Follow-up to D83073 - the non-splat mask cases where we actually see an improvement are quite limited from what I can tell. AVX1 needs multiply and blend capabilities and AVX2 needs vector shift and blend capabilities. The intersection of those 2 constraints is only vectors with 32-bit or 64-bit elements.

Diff Detail

Event Timeline

spatel created this revision.Jul 5 2020, 1:12 PM
Herald added a project: Restricted Project. · View Herald TranscriptJul 5 2020, 1:12 PM
RKSimon added inline comments.Jul 6 2020, 6:15 AM
llvm/lib/Target/X86/X86ISelLowering.cpp
40260

XOP has more vector shifts and vpcmov which should allow 8/16-bit cases as well - I added testing at rGd6c72bdca2f2

spatel marked an inline comment as done.Jul 6 2020, 7:20 AM
spatel added inline comments.
llvm/lib/Target/X86/X86ISelLowering.cpp
40260

Ok - I'll enable XOP for all legal types, and we can decide if we need to exclude any types based on those diffs. I don't have a good sense of what's good/bad/possible with those instructions.
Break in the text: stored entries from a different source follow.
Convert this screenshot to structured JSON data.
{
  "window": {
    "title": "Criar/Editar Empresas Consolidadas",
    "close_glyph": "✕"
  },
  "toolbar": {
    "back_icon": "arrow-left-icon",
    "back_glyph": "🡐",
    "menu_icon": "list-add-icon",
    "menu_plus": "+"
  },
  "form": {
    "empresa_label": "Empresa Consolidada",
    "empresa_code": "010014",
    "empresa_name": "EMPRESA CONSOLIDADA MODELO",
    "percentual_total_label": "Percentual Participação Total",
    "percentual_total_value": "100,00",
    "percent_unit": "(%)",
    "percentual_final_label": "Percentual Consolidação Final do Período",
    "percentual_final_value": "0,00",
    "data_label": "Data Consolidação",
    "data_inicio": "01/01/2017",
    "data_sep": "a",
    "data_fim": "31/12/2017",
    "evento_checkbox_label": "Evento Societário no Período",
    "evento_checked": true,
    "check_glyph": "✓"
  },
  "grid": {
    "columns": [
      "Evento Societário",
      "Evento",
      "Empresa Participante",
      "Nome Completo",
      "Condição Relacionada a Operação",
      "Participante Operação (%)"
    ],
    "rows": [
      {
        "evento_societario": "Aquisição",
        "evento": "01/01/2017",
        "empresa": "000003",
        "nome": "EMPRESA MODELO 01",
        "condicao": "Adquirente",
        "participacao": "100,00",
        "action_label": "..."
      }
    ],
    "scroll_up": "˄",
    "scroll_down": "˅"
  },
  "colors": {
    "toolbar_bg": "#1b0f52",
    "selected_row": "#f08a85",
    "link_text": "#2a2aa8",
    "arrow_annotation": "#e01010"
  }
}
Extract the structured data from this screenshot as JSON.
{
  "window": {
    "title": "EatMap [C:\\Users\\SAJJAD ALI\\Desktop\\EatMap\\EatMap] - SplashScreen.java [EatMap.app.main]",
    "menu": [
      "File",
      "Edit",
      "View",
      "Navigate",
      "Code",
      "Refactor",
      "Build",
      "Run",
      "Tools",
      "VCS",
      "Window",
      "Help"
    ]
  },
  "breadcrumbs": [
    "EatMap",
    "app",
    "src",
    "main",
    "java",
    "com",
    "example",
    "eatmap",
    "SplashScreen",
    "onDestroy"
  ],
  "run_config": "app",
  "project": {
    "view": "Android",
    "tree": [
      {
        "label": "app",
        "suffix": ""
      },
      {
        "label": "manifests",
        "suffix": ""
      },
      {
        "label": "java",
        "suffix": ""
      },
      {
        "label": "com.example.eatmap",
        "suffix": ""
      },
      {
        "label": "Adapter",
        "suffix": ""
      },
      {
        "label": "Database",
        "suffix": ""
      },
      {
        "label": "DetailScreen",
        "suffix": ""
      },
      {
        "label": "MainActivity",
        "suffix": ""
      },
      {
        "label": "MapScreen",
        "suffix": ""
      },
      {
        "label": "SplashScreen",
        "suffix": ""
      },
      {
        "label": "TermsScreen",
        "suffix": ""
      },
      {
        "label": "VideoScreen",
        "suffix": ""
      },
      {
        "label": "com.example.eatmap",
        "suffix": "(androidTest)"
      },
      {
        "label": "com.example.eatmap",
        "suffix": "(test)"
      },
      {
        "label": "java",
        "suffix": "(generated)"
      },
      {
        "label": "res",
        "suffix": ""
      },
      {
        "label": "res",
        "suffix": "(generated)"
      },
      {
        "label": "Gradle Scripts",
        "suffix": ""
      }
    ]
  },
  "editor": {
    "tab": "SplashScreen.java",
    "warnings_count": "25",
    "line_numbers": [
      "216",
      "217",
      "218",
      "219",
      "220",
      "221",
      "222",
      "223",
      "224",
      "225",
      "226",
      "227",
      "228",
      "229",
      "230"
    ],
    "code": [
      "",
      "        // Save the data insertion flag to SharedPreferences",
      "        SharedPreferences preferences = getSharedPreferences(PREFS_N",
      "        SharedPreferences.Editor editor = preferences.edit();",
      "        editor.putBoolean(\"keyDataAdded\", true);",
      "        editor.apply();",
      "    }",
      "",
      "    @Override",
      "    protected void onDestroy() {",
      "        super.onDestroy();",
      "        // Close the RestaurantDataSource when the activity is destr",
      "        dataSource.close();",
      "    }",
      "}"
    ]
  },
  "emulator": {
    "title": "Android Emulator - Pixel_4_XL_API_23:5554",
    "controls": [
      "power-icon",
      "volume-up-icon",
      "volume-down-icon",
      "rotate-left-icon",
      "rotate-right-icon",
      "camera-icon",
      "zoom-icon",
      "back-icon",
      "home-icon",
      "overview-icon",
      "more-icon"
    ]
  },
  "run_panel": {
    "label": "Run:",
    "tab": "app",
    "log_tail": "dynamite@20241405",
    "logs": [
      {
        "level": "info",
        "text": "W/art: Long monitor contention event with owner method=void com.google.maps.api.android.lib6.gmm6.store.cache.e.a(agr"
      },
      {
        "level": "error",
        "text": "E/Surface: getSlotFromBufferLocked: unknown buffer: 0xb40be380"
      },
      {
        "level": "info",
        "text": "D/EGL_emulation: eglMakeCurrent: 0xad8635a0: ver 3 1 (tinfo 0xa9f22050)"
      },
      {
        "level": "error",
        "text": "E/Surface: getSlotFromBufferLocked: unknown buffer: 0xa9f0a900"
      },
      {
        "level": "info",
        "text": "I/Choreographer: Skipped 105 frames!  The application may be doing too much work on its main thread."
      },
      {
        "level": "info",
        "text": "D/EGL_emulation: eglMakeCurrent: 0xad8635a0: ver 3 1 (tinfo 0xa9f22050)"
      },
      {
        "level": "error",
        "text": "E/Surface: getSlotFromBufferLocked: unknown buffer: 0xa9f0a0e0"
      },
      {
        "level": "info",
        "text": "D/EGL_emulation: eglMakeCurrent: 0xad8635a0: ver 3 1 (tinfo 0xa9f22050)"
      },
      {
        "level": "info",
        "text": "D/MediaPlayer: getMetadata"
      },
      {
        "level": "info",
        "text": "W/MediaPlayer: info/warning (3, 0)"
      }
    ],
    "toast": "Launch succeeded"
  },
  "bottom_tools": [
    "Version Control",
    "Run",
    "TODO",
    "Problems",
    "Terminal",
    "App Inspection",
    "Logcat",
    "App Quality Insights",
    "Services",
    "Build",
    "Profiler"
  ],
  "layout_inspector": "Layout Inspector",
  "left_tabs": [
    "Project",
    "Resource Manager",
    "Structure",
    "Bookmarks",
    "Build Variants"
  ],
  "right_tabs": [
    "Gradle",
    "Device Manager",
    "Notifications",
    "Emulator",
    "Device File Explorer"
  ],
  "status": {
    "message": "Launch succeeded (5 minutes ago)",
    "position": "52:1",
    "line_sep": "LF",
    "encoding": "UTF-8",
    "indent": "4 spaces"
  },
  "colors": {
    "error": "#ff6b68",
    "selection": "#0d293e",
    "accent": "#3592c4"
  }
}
spatel updated this revision to Diff 275705.Jul 6 2020, 7:23 AM
spatel marked an inline comment as done.

Patch updated:
Enable transform for XOP targets.

RKSimon accepted this revision.Jul 7 2020, 9:32 AM

LGTM - cheers

llvm/lib/Target/X86/X86ISelLowering.cpp
40269

unsigned i = 0, e = VT.getVectorNumElements(); i != e; ++i

This revision is now accepted and ready to land.Jul 7 2020, 9:32 AM
spatel marked an inline comment as done.Jul 8 2020, 5:15 AM
This revision was automatically updated to reflect the committed changes.